In this study, we have described a novel and effective protein fold recognition method, called E-Thrifty, that uses chemical shift threading to generate high quality 3D protein structures for proteins having little or no sequence identity to any protein in the PDB. We believe this represents a significant step towards “solving” protein structures using only chemical shift information. As outlined above, E-Thrifty uses chemical shift derived secondary structures, chemical shift derived fASA values and chemical shift derived torsion angles to perform a comprehensive alignment between the query sequence (with experimentally determined chemical shift assignments) and a large database of known protein structures and predicted chemical shifts. E-Thrifty exploits a number of recently developed chemical shift analysis tools—CSI 2.0 (Hafsa and Wishart 2014), CSI 3.0 (Hafsa et al. 2015a), ShiftASA (Hafsa et al. 2015b), TALOS-N (Shen and Bax 2013), and ShiftX2 (Han et al. 2011)—to generate chemical shifts or chemical-shift derived information for both the query and the database proteins. A Smith–Waterman local alignment algorithm with a variable gap penalty function was found to be the best tool for performing the sequence-structure alignment. The weighting coefficients used in scoring functions and fitness scores were optimized through both a parameter grid search and a linear regression analysis. E-Thrifty includes a chemical shift fitness score and an e-value scoring system to fully evaluate the alignments between the query and the database proteins. In addition, E-Thrifty performs a cluster analysis step for all identified folding templates to group them according to their structural similarity. The templates identified by E-Thrifty can then be used for comparative modeling with programs such as MODELLER (Sali and Blundell 1993) and subsequently for chemical shift-based structure refinement (Berjanskii et al. 2015).
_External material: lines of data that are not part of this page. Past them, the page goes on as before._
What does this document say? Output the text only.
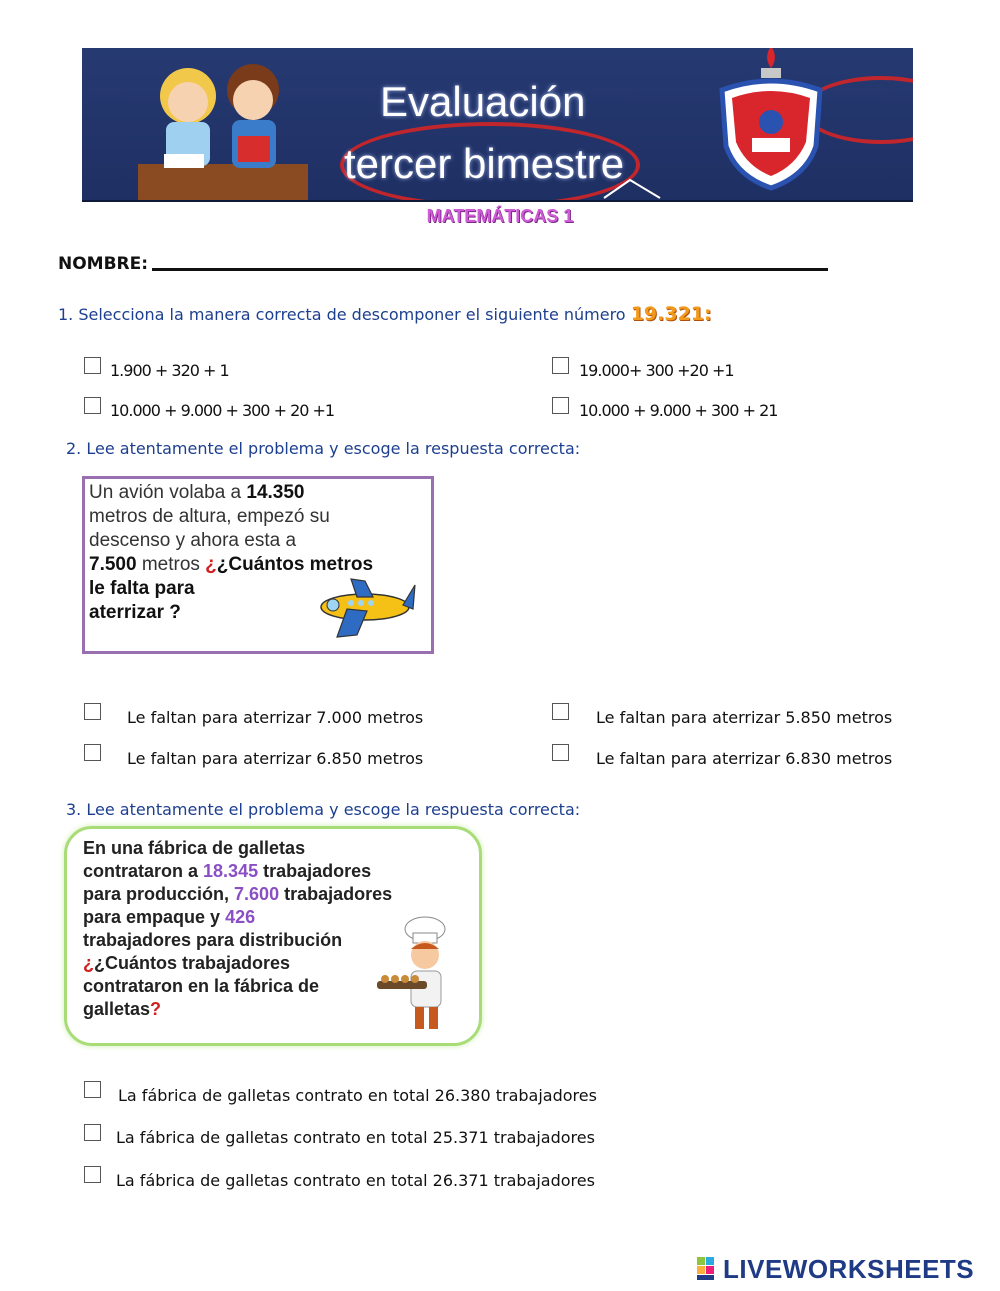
Evaluación
tercer bimestre
MATEMÁTICAS 1
NOMBRE:
1. Selecciona la manera correcta de descomponer el siguiente número 19.321:
1.900 + 320 + 1	19.000+ 300 +20 +1
10.000 + 9.000 + 300 + 20 +1	10.000 + 9.000 + 300 + 21
2. Lee atentamente el problema y escoge la respuesta correcta:
Un avión volaba a 14.350
metros de altura, empezó su
descenso y ahora esta a
7.500 metros ¿¿Cuántos metros
le falta para
aterrizar ?
Le faltan para aterrizar 7.000 metros	Le faltan para aterrizar 5.850 metros
Le faltan para aterrizar 6.850 metros	Le faltan para aterrizar 6.830 metros
3. Lee atentamente el problema y escoge la respuesta correcta:
En una fábrica de galletas
contrataron a 18.345 trabajadores
para producción, 7.600 trabajadores
para empaque y 426
trabajadores para distribución
¿¿Cuántos trabajadores
contrataron en la fábrica de
galletas?
La fábrica de galletas contrato en total 26.380 trabajadores
La fábrica de galletas contrato en total 25.371 trabajadores
La fábrica de galletas contrato en total 26.371 trabajadores
LIVEWORKSHEETS
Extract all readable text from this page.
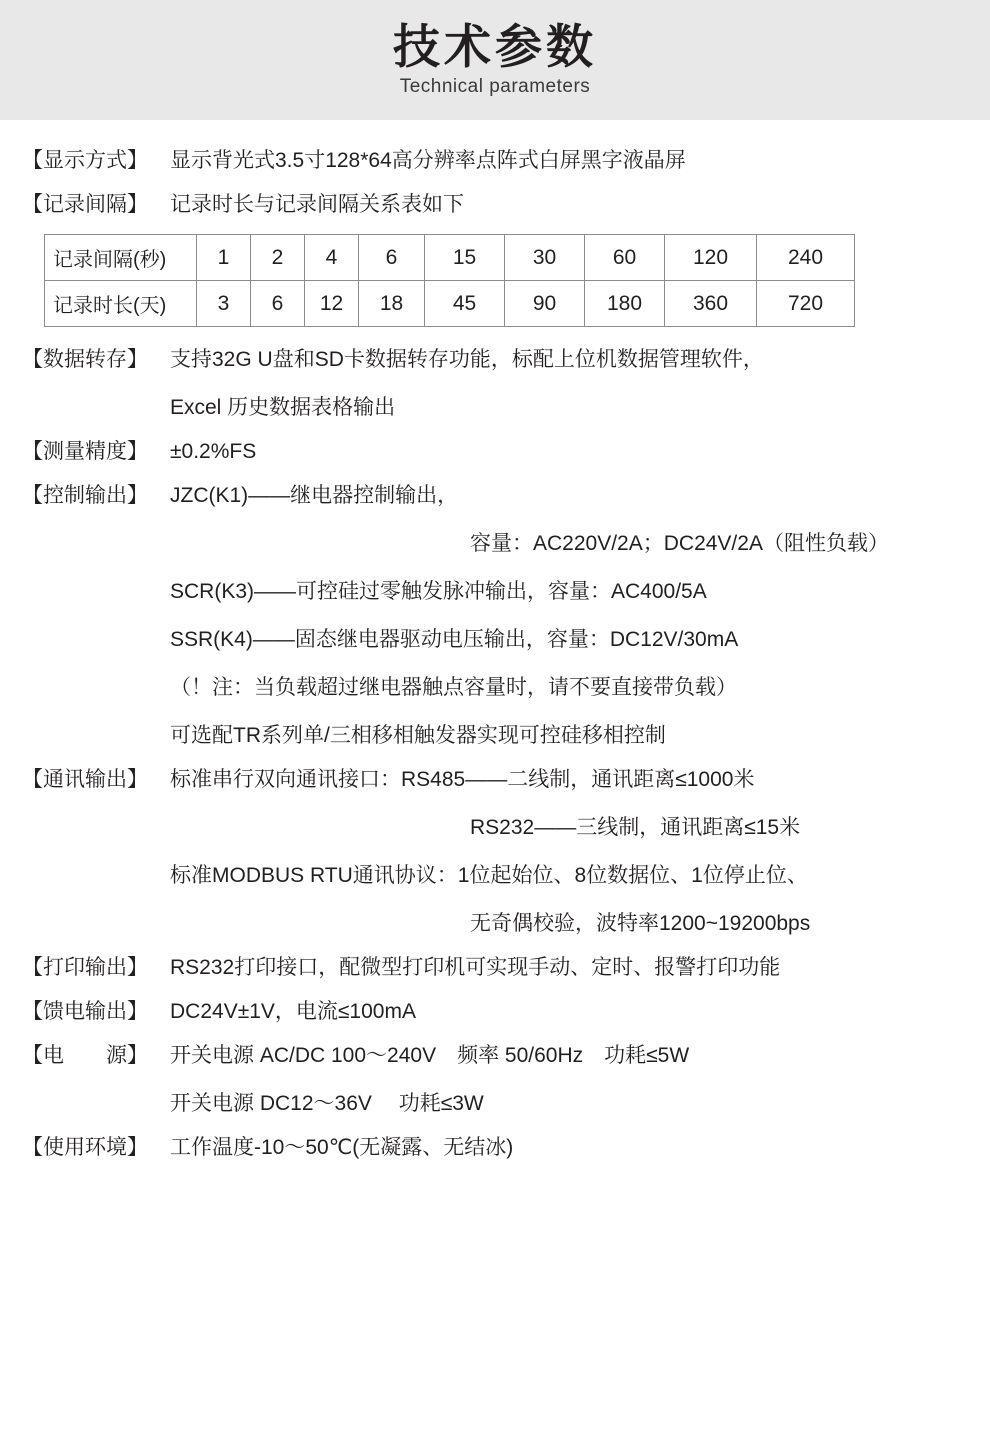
技术参数
Technical parameters
【显示方式】	显示背光式3.5寸128*64高分辨率点阵式白屏黑字液晶屏
【记录间隔】	记录时长与记录间隔关系表如下
记录间隔(秒)	1	2	4	6	15	30	60	120	240
记录时长(天)	3	6	12	18	45	90	180	360	720
【数据转存】	支持32G U盘和SD卡数据转存功能，标配上位机数据管理软件，
Excel 历史数据表格输出
【测量精度】	±0.2%FS
【控制输出】	JZC(K1)——继电器控制输出，
容量：AC220V/2A；DC24V/2A（阻性负载）
SCR(K3)——可控硅过零触发脉冲输出，容量：AC400/5A
SSR(K4)——固态继电器驱动电压输出，容量：DC12V/30mA
（！注：当负载超过继电器触点容量时，请不要直接带负载）
可选配TR系列单/三相移相触发器实现可控硅移相控制
【通讯输出】	标准串行双向通讯接口：RS485——二线制，通讯距离≤1000米
RS232——三线制，通讯距离≤15米
标准MODBUS RTU通讯协议：1位起始位、8位数据位、1位停止位、
无奇偶校验，波特率1200~19200bps
【打印输出】	RS232打印接口，配微型打印机可实现手动、定时、报警打印功能
【馈电输出】	DC24V±1V，电流≤100mA
【电　　源】	开关电源 AC/DC 100～240V　频率 50/60Hz　功耗≤5W
开关电源 DC12～36V　 功耗≤3W
【使用环境】	工作温度-10～50℃(无凝露、无结冰)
In terms of performance, E-Thrifty achieved an average TM-score of 0.67 for query sequences having ≤ 30% sequence identity (as measured on an independent test set of 15 proteins). E-Thrifty’s performance was found to be comparable to the “gold standard” DALI, which had an average TM-score of 0.69. In contrast to E-Thrifty or other structure prediction routines, DALI uses experimentally derived coordinate data to identify structural homologs of proteins by structural superposition (i.e. DALI knows the answer, whereas E-Thrifty predicts the answer). E-Thrifty was also evaluated on a number of recent CASD-NMR-2013 targets and achieved an average TM-score performance of 0.64 on 10 test proteins with ≤ 30% sequence identity. The performance of E-Thrifty clearly demonstrates its ability to “predict” a 3D fold by using only chemical shift information. With its exceptional performance, we believe that E-Thrifty could be a very useful contribution towards the goal of rapid, automated protein structure generation and refinement using NMR chemical shifts as the only source of experimental data.